Aged 20 at the time of this report, the patient exhibits a high set forehead, a rolled-up nose and a triangular bottom half of the face. She also has small tonsils, an absent uvula, a small and anteriorly displaced soft palate as well as left septal deviation with keratoconus of both eyes. A severe dorso-lumbar scoliosis developed in her teenage years and she now has bone demineralisation with a documented estrogen deficit and abnormally high levels of testosterone. Menarche never began, but now taking an oral contraceptive pill, she experiences painful menstruation.

This patient is of particular interest to us because, although she exhibits some previously documented signs of an interstitial chromosome 2 deletion, at age 20 she developed a severe, but symptomless, aortic insufficiency (regurgitant volume of 95 ml, regurgitant orifice of 40mm2) which has not been observed before.

Echocardiography showed severe aortic insufficiency, (regurgitant orifice and volume of 40mm2 and 95 ml respectively, video 1–3), of a tricuspid aortic valve with thick fibrous leaflets (Fig. 1), limited in their movement, and a dilated and hypertrophied left ventricle with conserved function. The patient underwent a modified Bentall operation with a 23 mm Medtronic freestyle porcine bioprosthesis. During operation, the root was found to be dilated (Z-score 3.2), and inspection of the aortic valve revealed non-calcified, retracted leaflets with white-coloured palpable indurated nodules localised to the free edges. A pathology investigation ruled out rheumatic disease and other identifiable causes, concluding that the valve expressed fibromyxoid degeneration. The post-surgical evolution was uneventful. She returned home after 7 days.

Fig. 1
figure 1

3 leaflet aortic valve showing fribromyxoid degeneration. The three leaflet are thick and partially retracted

Additional file 1 Video 1. Short axis view: retracted thick aortic leaflets.

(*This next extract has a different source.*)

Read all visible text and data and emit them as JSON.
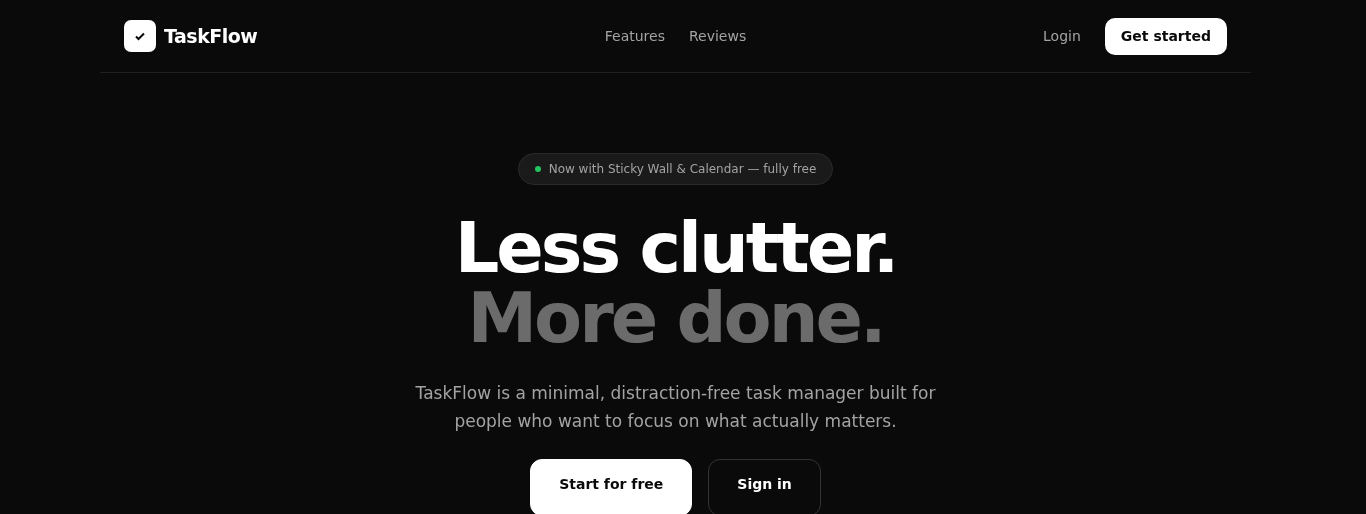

Additional file 2 Video 2. Long axis view: coaptation defect.

Additional file 3 Video 3. Long-axis view, Doppler: Large, central aortic regurgitation.

Discussion

The interstitial deletion 2q31.2.q32.3 is well-known to be associated with developmental delay, behavioural troubles and dysmorphism. Here, we present an adult exhibiting these features with an additional finding of fibromyxoid degeneration of the aortic valve, which has never before been documented. Other causes of valvular degeneration were ruled out, in particular rheumatic heart disease was not present.

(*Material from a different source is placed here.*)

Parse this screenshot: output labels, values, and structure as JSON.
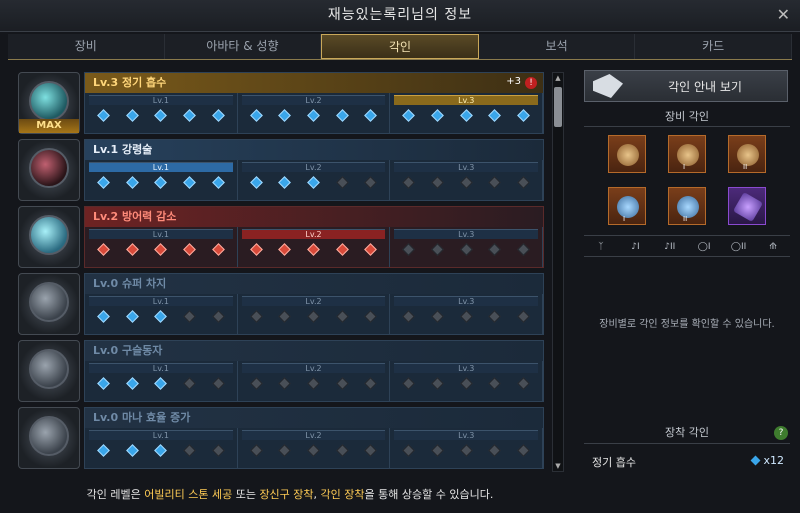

To our knowledge, no case reports concerning this particular interstitial deletion with early degeneration of the aortic valve exist. To date, only one report of an interstitial deletion in this region of chromosome 2 has described a congenital cardiac anomaly, however, it was a perimembranous ventricular defect discovered at birth and required operation at 10 weeks of age [2]. Furthermore, one family was described with a chromosome 2 deletion, involving latent transforming growth factor binding proteins which act in the TGF-β pathway, and presented an association with a thoracic aortic aneurysm. However, the deletion was located on the short arm of chromosome 2 [3]. The patient was also found having a severe scoliosis, requiring an operation. This disorder might also suggest an underlying connective tissue disease.

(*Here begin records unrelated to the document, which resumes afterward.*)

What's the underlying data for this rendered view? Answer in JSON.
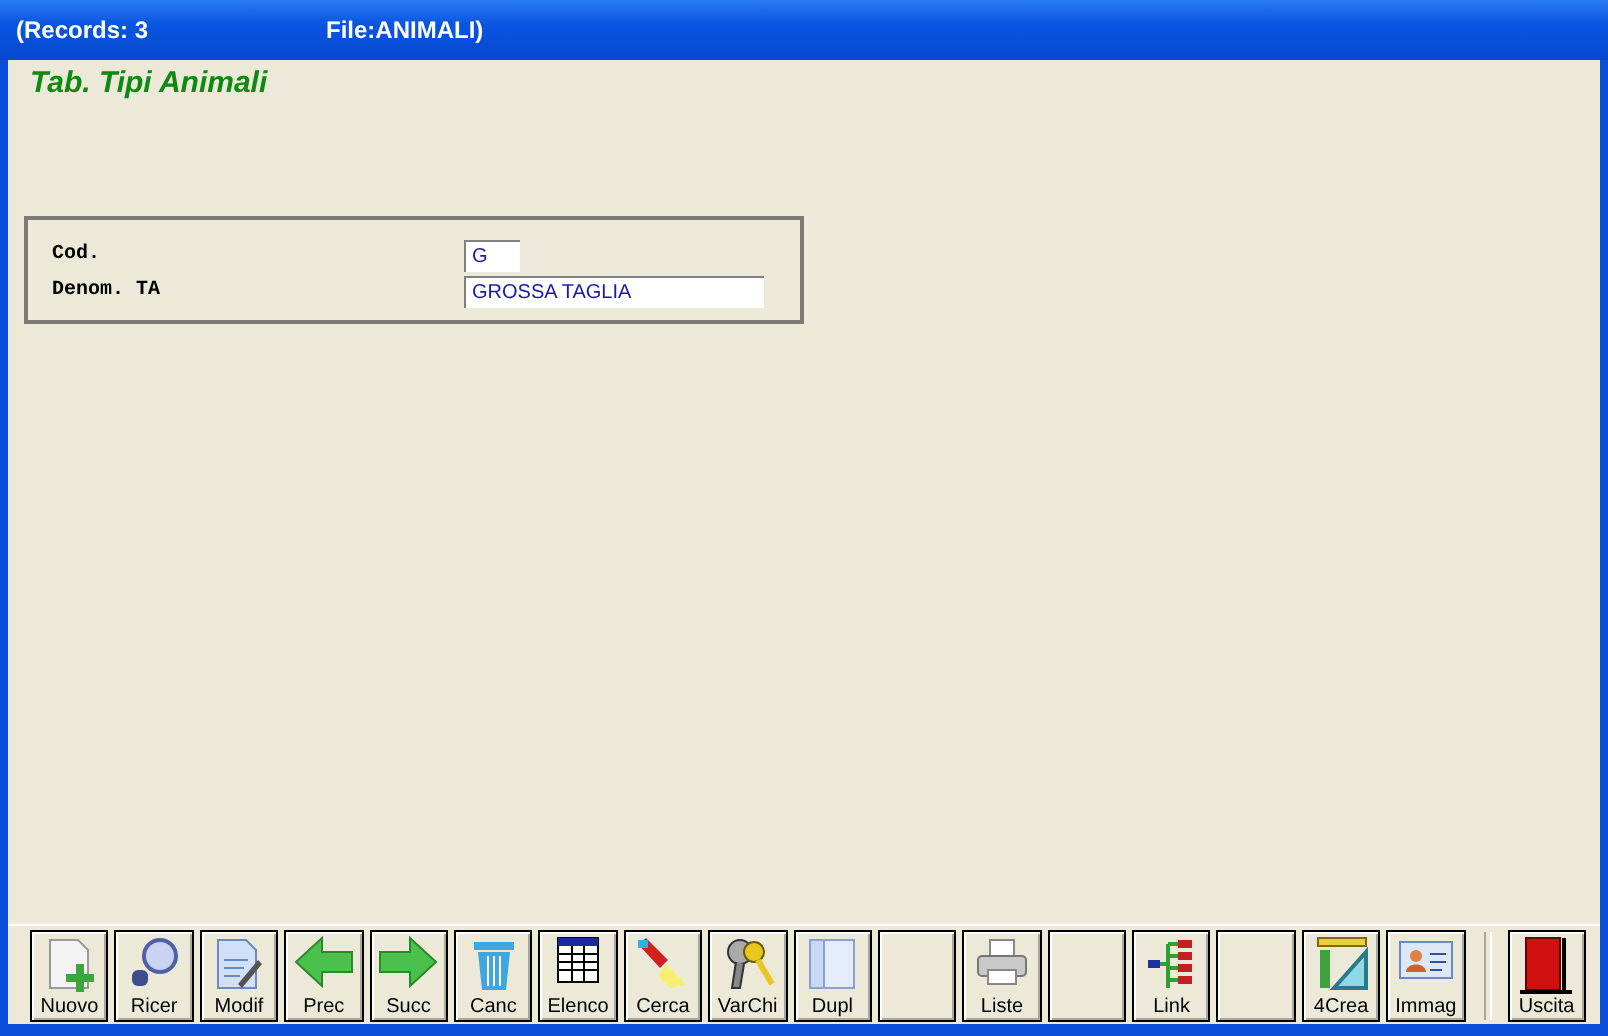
{
  "window": {
    "title_records": "(Records: 3",
    "title_file": "File:ANIMALI)"
  },
  "form": {
    "title": "Tab. Tipi Animali",
    "fields": [
      {
        "kind": "code",
        "label": "Cod.",
        "value": "G"
      },
      {
        "kind": "text",
        "label": "Denom. TA",
        "value": "GROSSA TAGLIA"
      }
    ]
  },
  "toolbar": [
    {
      "kind": "command",
      "label": "Nuovo"
    },
    {
      "kind": "command",
      "label": "Ricer"
    },
    {
      "kind": "command",
      "label": "Modif"
    },
    {
      "kind": "command",
      "label": "Prec"
    },
    {
      "kind": "command",
      "label": "Succ"
    },
    {
      "kind": "command",
      "label": "Canc"
    },
    {
      "kind": "command",
      "label": "Elenco"
    },
    {
      "kind": "command",
      "label": "Cerca"
    },
    {
      "kind": "command",
      "label": "VarChi"
    },
    {
      "kind": "command",
      "label": "Dupl"
    },
    {
      "kind": "blank"
    },
    {
      "kind": "command",
      "label": "Liste"
    },
    {
      "kind": "blank"
    },
    {
      "kind": "command",
      "label": "Link"
    },
    {
      "kind": "blank"
    },
    {
      "kind": "command",
      "label": "4Crea"
    },
    {
      "kind": "command",
      "label": "Immag"
    }
  ],
  "exit_button": {
    "label": "Uscita"
  }
}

With respect to the operation, a repair was not possible as the leaflets were too damaged. We decided against a Ross operation because the aortic valve had been damaged by a fribromyxoid process, and we might have expected to see the same process within the pulmonary valve [4]. A complete valve reconstruction, such as an Ozaki procedure, could also have been an option, but there are currently not enough long-term studies in this area. Thus, the patient underwent a modified Bentall operation as described above.

Conclusion

Interstitial deletion in chromosome 2q31.2q32.3 might be associated to a fibromyxoid degeneration of valvular leaflets generating regurgitation. Patients diagnosed with this mutation may require investigation to rule out a valvular disease.

Nevertheless, more cases are required before a clear association between this mutation and early degeneration of valvular leaflets could be confirmed.